A alta no preço das emissões é resultado, em grande parte, da adoção de metas climáticas mais ambiciosas pelas agências reguladoras internacionais, além de um aperto nos limites de CO2 nos sistemas de comércio de emissões (ETS), medidas que visam ajudar os países a alcançar as reduções de CO2 prometidas no Acordo de Paris.
Preços mais altos no mundo todo
Na Europa, esse “aperto” veio com o programa “Fit for 55”, após os legisladores terem discutido por vários meses sobre mudanças no EU ETS que ajudariam o bloco a cumprir, até 2030, sua meta (atualizada) de redução das emissões de gases de efeito estufa para 55% abaixo dos níveis de 1990.
Em dezembro passado, eles finalmente lançaram um grande pacote que inclui, entre outras medidas, o corte do número de licenças disponíveis para os emissores daqui para frente, indicando que as licenças de carbono serão mais escassas –o que resulta em alta de preços.
Já os ETS da América do Norte (o WCI e o RGGI) passaram por mudanças semelhantes, com os reguladores da California adotando um plano para atingir as ambiciosas metas climáticas do estado. Agora, os emissores esperam que a Western Climate Initiative (o mercado de carbono do qual a Califórnia faz parte, junto com a província canadense de Quebec) imponha um limite maior às licenças de emissão para atender a essas ousadas metas climáticas, o que, por sua vez, também fez com que o seu preço subisse.
Enquanto isso, na Nova Zelândia –que conta com um pequeno mas antigo mercado de carbono envolvendo todos os setores da economia, exceto a agricultura—, um órgão consultivo do governo recomendou o endurecimento do ETS. Lá, também, os preços do carbono atingiram e permaneceram em níveis recordes na expectativa de uma futura escassez de licenças.
Como a guerra na Ucrânia afetou os preços?
A guerra na Ucrânia também influenciou os preços de todo o complexo energético, principalmente dos combustíveis fósseis, com a Europa sentindo o impacto de forma aguda.
Os preços do gás subiram de forma acentuada depois que a União Europeia parou de comprar o combustível da Rússia, tornando relativamente mais barato acionar usinas de queima de carvão para a geração de eletricidade. Isso levou a maiores emissões de CO2 por unidade de energia gerada, aumentando a demanda por licenças de emissão e encarecendo seu preço.
Com o prolongamento da guerra e a certeza de que os limites de emissão de CO2 da Europa serão cada vez mais rígidos, os preços das permissões permaneceram altos ao longo de 2022 (em média, acima de € 80/t em comparação aos € 54/t de 2021) e assim devem se manter, já que os fatores que impulsionaram a subida ainda persistem.

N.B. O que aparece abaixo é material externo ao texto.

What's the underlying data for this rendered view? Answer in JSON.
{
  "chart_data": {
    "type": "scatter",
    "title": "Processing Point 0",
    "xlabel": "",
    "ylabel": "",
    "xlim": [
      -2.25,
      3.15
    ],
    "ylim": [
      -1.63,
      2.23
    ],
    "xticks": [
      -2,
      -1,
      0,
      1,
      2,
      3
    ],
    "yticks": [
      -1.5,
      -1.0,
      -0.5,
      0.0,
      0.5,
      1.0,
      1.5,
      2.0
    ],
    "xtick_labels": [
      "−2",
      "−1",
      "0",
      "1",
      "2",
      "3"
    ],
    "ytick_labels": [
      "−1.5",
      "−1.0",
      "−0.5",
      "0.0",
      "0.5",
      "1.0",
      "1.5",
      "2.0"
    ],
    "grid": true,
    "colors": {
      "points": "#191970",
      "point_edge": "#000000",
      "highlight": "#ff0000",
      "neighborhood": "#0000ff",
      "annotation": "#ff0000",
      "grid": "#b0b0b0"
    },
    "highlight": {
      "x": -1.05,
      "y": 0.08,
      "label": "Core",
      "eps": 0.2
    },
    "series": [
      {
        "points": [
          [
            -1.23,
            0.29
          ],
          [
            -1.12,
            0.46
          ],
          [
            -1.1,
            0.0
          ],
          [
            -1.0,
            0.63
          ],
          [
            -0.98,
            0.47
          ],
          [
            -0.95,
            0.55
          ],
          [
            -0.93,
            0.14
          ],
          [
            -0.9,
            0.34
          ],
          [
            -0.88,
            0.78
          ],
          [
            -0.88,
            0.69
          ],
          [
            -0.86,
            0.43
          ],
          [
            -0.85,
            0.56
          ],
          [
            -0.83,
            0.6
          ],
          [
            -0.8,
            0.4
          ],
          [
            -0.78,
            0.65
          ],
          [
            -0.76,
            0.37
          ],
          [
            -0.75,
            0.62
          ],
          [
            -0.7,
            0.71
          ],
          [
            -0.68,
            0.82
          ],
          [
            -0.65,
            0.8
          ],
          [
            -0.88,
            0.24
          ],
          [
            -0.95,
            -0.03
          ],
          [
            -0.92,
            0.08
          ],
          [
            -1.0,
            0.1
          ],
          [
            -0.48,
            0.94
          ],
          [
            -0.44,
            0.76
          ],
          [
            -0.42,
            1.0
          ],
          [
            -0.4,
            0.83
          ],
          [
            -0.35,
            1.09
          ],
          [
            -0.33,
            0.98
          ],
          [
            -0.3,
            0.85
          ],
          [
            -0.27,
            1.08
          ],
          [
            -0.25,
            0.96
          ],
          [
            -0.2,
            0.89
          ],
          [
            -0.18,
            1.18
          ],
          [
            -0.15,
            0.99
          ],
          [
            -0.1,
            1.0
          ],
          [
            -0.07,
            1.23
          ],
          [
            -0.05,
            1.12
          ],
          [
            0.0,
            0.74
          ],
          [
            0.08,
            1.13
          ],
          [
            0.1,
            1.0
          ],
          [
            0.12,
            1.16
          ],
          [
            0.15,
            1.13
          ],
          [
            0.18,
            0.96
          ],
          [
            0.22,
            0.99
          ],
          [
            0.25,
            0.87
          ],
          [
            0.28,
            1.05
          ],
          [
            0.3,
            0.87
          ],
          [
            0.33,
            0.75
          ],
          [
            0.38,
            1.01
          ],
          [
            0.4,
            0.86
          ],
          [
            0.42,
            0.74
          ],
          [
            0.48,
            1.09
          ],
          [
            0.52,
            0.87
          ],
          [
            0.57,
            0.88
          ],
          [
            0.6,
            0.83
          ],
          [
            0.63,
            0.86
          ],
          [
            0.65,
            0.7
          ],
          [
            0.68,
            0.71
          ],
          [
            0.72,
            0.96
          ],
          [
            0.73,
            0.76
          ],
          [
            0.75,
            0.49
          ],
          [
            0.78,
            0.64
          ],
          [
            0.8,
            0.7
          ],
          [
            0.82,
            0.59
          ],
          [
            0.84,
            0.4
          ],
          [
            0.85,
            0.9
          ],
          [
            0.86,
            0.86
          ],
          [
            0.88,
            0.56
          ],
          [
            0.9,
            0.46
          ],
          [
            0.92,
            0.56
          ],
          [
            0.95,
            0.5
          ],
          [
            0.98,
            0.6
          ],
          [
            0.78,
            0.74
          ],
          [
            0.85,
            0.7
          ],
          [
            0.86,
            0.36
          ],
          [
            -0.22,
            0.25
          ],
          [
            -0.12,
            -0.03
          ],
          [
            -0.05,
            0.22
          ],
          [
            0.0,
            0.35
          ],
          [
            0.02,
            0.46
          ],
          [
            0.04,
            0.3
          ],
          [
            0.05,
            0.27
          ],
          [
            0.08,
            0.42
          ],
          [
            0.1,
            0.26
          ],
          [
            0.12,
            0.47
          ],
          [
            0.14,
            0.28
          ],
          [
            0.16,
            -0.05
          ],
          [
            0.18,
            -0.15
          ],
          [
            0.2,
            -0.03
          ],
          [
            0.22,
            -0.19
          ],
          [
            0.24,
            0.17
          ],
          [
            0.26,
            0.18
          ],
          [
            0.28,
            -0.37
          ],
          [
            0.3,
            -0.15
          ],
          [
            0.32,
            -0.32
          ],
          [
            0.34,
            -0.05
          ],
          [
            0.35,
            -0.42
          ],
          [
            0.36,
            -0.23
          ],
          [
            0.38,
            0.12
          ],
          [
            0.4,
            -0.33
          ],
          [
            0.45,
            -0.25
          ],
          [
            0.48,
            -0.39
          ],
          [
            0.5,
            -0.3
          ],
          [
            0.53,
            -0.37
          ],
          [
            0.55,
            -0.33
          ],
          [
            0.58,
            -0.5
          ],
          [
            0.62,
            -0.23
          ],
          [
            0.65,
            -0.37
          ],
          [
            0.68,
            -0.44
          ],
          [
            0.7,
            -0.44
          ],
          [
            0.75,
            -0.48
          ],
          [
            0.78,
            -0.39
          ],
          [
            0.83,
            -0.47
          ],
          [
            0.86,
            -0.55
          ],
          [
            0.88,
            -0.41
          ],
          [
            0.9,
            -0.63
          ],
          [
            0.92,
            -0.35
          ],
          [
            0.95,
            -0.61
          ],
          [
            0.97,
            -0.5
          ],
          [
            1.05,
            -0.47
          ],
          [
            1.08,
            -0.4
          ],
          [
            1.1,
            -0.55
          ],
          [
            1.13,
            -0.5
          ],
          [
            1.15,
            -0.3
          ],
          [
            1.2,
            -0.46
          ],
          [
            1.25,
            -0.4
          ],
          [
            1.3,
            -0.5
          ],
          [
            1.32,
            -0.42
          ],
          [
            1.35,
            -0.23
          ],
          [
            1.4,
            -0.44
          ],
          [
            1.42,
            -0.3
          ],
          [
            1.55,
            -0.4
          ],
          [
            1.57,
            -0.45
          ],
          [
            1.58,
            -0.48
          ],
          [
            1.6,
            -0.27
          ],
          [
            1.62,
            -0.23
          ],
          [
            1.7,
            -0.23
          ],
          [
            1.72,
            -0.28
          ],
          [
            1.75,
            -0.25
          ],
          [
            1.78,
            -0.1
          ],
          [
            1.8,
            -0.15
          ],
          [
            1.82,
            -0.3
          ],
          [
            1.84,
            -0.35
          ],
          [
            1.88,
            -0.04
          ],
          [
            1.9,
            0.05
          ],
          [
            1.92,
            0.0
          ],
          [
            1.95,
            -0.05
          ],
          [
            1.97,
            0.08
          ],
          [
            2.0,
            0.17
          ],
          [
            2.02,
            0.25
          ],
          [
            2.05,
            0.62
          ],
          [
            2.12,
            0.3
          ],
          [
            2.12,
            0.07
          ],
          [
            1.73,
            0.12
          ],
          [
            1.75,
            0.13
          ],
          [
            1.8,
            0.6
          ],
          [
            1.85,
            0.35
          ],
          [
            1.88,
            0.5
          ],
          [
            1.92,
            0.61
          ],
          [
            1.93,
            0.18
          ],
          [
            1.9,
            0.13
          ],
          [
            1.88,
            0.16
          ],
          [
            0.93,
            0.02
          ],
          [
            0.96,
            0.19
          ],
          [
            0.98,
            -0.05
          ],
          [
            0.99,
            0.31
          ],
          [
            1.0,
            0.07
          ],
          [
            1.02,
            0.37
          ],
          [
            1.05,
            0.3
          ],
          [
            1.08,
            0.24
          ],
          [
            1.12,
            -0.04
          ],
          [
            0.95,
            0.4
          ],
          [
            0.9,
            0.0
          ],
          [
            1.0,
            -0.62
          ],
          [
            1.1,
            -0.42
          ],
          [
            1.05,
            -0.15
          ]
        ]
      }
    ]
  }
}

Mas em relação à retomada do número de transações em 2023, as perspectivas não se mostram tão favoráveis. Após quase todos os mercados terem amargado uma queda acentuada no volume de operações em 2022, a tendência é que não haja recuperação à vista, já que a turbulência econômica induzida pela guerra assustou os participantes do mercado que normalmente seriam traders bem mais ativos.
Nem o mercado voluntário de carbono (VCM) foi poupado, com esforços de sustentabilidade ficando em segundo plano em relação a preocupações geopolíticas mais amplas na maioria das corporações. Isso se refletiu em uma queda acentuada no volume e nos preços dos VCMs desde o início da guerra, no primeiro trimestre de 2022. E, ao contrário dos chamados compliance markets, que se recuperaram ligeiramente ao longo do ano, os mercados voluntários mantiveram-se retraídos.